The results suggest that current short-read pipelines systematically under-detect certain classes of variation, particularly SVs and tandem repeats in complex genomic regions. It is worth noting that short-read WGS retains advantages for detecting some large coding SVs, where higher read depth supports more sensitive coverage-based signals. The two technologies are therefore best understood as complementary.
LR-WGS also revealed additional variation missed in previous SR-WGS analyses of the same cohort. While most coding SVs were detectable with short-read WGS, long reads captured smaller and more complex SVs, identified substantially more tandem repeat variants, and uncovered de novo SVs not detected previously.
The discovery of DUP-DEL structural rearrangements illustrates how complex genomic events can disrupt genes in ways that remain invisible when genomes are reconstructed from short fragments. In this case, long reads allowed the full structure of the rearrangement to be resolved and linked to the disruption of a gene expressed in the brain.
The ability to measure DNA methylation alongside sequence variation adds another layer of interpretation. SVs and repeat expansions can alter the regulatory environment of genes, and LRS makes it possible to observe these effects in the same dataset. The association between repeat length and methylation at the FMR1 promoter illustrated how structural variation and epigenetic regulation can interact.
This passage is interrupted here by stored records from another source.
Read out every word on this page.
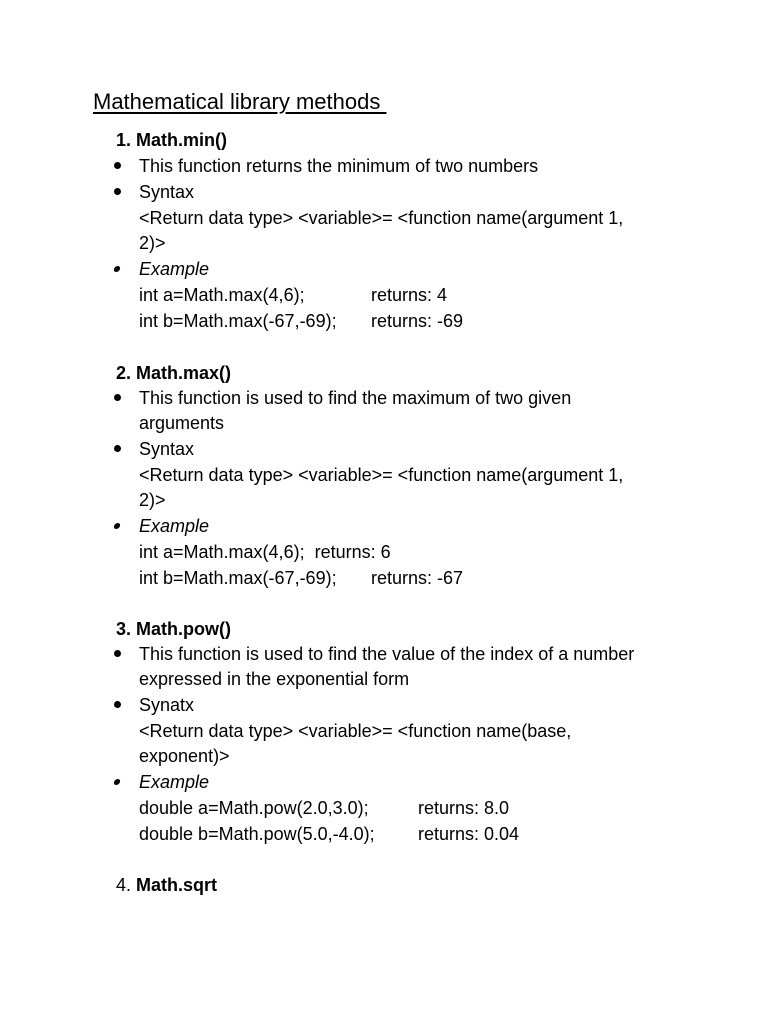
Mathematical library methods
1. Math.min()
This function returns the minimum of two numbers
Syntax
<Return data type> <variable>= <function name(argument 1,
2)>
Example
int a=Math.max(4,6);	returns: 4
int b=Math.max(-67,-69); returns: -69
2. Math.max()
This function is used to find the maximum of two given
arguments
Syntax
<Return data type> <variable>= <function name(argument 1,
2)>
Example
int a=Math.max(4,6); returns: 6
int b=Math.max(-67,-69); returns: -67
3. Math.pow()
This function is used to find the value of the index of a number
expressed in the exponential form
Synatx
<Return data type> <variable>= <function name(base,
exponent)>
Example
double a=Math.pow(2.0,3.0);	returns: 8.0
double b=Math.pow(5.0,-4.0); returns: 0.04
4. Math.sqrt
Taken together, these findings suggest that SVs and tandem repeats contribute to ASD risk but remain underrepresented in existing genetic studies. Here, LR-WGS does not resolve the missing heritability of ASD, but it expands the range of detectable variation and provides additional information about how those variants affect gene regulation.
Outlook
LRS is still less commonly used than short-read approaches in human genetics, largely due to cost, data storage requirements, and analytical complexity. These barriers are gradually decreasing as throughput improves and analysis tools mature, but SRS remains more practical for very large cohorts. In the near term, many studies are likely to adopt hybrid strategies, using LRS to resolve complex regions or follow up variants that are difficult to interpret with short-read data alone.
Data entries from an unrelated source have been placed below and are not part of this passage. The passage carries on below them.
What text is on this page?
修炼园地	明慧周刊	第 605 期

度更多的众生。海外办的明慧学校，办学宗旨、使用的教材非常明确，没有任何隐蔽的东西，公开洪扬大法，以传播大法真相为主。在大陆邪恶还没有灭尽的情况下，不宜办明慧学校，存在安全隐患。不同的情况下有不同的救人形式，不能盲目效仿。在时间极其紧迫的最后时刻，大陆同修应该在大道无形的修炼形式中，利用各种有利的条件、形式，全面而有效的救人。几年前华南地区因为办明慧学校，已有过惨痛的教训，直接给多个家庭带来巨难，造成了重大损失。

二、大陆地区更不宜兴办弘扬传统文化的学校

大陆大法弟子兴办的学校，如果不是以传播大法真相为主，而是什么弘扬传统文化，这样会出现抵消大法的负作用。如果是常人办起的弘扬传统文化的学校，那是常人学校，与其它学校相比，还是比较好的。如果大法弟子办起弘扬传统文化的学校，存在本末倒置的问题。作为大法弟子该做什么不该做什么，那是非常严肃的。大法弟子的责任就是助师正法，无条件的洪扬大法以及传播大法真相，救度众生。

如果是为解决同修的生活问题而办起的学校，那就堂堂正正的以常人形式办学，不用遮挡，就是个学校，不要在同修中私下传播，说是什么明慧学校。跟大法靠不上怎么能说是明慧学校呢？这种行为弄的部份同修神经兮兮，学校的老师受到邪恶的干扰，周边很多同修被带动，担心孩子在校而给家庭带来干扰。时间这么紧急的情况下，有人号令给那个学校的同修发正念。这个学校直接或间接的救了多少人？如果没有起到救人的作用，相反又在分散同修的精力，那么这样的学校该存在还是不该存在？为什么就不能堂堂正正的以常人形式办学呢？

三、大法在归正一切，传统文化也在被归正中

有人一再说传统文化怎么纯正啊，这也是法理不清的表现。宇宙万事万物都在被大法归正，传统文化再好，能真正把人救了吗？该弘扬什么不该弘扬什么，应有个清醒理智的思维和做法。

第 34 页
Most large-scale ASD studies to date have relied on SRS or exome sequencing, which remain more practical for cohorts involving tens of thousands of individuals. As a result, SVs and repeat expansions are likely to be underrepresented in existing datasets. The cohort analysed in this study remains small compared with the sample sizes typically required for gene discovery. Larger studies will therefore be needed to determine how much of ASD risk is attributable to these variant classes and whether specific genes or pathways can be identified.
As sequencing technologies continue to scale, long-read approaches may become more feasible for population-level studies. Integrating SVs, tandem repeats, SNVs, and polygenic risk in the same datasets could help provide a more complete picture of the genetic architecture of ASD. For now, the results highlight both the promise and current limits of LRS for explaining the remaining heritability of ASD.